Einem thematischem Aspekt wird durch die klassische Gestalt der Penelope in dem gleichnamigen Liederzyklus von Sarah Kirkland Snider nachgegangen. Inspiriert von Homers Odyssee erzählt er von einem Veteranen eines namenlosen Krieges, der nach 20 Jahren Abwesenheit schwer versehrt zu seiner Frau zurückkehrt. »Die Arbeiten widmen sich den Themen Erinnerung, Identität, Heimkehr«, sagt D’Angelo, »und zeigen, wie Kunst, Literatur und Geschichte dem Verständnis der Gegenwart dienen können.« Mit eindringlichen Timbre interpretiert die Sängerin die hier vorgestellten Auszüge, während sie, bezeichnend für alle Stücke auf enargeia, selbst die feinste Nuance von Ellen McLaughlins emotionalem Text erfasst.

Vergangenheit und Gegenwart begegnen sich auch im Werk der oscarprämierten isländischen Komponistin Hildur Guðnadóttir, »deren Einsatz von Streichern als Bordunstimme«, so D’Angelo, »an mittelalterliche Musik erinnert«, obgleich die künstlerische Perspektive der Gegenwart verpflichtet bleibt. In Fólk faer andlit aus dem Jahr 2020, eine Antwort der Komponistin auf die Notlage von Flüchtlingen in ihrem Heimatland, erhebt sich D’Angelos Stimme über Bläsern und Streichern in zurückhaltender Klage, während sie Liður, einen Auszug aus Guðnadóttirs preisgekrönter Musik für die Fernsehserie Chernobyl, in tiefer Schwermut intoniert.

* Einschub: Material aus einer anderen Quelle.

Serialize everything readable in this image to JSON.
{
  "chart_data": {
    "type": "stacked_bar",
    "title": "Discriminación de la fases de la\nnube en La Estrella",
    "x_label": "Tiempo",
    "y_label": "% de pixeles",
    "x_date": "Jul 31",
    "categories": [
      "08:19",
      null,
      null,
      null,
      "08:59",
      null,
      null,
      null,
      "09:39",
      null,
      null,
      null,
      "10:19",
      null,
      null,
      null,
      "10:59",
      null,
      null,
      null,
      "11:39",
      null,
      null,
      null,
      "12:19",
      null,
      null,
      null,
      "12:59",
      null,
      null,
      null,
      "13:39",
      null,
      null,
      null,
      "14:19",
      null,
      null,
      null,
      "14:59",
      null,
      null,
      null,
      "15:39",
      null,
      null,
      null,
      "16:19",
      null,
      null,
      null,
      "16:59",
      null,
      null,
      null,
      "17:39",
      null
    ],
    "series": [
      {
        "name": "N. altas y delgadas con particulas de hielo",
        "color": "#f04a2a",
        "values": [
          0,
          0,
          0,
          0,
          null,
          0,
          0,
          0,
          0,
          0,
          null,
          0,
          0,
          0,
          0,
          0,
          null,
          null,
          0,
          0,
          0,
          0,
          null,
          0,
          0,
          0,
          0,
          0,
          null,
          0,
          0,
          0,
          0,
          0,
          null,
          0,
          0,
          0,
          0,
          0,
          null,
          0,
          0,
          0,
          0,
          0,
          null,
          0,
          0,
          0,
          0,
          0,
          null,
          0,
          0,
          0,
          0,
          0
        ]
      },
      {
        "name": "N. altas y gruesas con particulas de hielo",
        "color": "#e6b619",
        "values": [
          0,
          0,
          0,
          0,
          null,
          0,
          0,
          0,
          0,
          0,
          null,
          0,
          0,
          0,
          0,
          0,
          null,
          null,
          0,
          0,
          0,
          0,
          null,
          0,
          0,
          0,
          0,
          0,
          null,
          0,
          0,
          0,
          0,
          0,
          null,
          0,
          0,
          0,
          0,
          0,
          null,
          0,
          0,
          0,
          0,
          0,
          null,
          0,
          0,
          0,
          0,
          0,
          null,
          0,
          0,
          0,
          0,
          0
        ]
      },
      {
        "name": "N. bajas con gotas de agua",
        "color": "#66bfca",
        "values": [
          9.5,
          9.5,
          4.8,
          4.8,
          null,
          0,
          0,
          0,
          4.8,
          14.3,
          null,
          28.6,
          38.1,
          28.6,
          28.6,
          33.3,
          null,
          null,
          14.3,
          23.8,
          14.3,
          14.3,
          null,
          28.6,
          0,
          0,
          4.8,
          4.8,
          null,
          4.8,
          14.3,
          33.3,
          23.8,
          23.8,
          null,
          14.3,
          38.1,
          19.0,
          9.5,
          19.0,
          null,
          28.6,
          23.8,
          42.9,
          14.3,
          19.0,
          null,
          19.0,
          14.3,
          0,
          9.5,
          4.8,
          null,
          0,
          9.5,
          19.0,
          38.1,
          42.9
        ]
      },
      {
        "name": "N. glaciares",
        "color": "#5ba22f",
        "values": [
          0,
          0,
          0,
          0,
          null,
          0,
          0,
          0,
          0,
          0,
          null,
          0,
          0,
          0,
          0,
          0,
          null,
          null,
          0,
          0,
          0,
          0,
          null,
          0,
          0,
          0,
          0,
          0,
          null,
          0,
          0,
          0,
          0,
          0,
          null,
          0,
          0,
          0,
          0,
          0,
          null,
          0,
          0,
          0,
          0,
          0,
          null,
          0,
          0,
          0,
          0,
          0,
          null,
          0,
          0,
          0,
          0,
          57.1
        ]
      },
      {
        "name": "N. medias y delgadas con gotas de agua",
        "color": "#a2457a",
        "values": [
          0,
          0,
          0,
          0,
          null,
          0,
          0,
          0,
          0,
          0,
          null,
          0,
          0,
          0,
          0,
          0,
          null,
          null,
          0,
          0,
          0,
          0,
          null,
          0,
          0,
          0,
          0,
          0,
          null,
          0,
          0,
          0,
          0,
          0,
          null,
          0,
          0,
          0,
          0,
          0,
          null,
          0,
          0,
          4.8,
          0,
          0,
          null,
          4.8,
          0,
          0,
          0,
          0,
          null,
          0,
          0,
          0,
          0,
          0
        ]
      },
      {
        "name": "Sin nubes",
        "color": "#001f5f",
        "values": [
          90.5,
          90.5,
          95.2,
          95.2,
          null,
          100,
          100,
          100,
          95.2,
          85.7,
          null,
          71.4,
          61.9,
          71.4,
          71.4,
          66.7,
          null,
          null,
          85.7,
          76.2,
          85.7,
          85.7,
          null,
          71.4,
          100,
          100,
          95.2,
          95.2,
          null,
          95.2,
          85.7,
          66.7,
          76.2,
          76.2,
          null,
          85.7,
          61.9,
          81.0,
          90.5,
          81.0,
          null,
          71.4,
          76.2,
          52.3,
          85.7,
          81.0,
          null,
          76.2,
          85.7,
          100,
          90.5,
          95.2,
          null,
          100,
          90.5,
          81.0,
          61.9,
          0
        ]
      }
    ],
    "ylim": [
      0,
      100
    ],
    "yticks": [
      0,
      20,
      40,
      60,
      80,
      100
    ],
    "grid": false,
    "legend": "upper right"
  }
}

D’Angelo arbeitete für ihr Projekt mit unterschiedlichen Musikern zusammen, insbesondere mit Jarkko Riihimäki, der viele der Stücke arrangierte und einfühlsame Begleitungen schuf im vielfältigen Wechsel der Instrumente, darunter Solo-Cello, ein 20-köpfiges Streichorchester oder auch E-Gitarre, Bass und Schlagzeug wie in Sniders The Lotus Eaters, mit dem Emily D’Angelo im Duett mit sich selbst enargeia abschließt.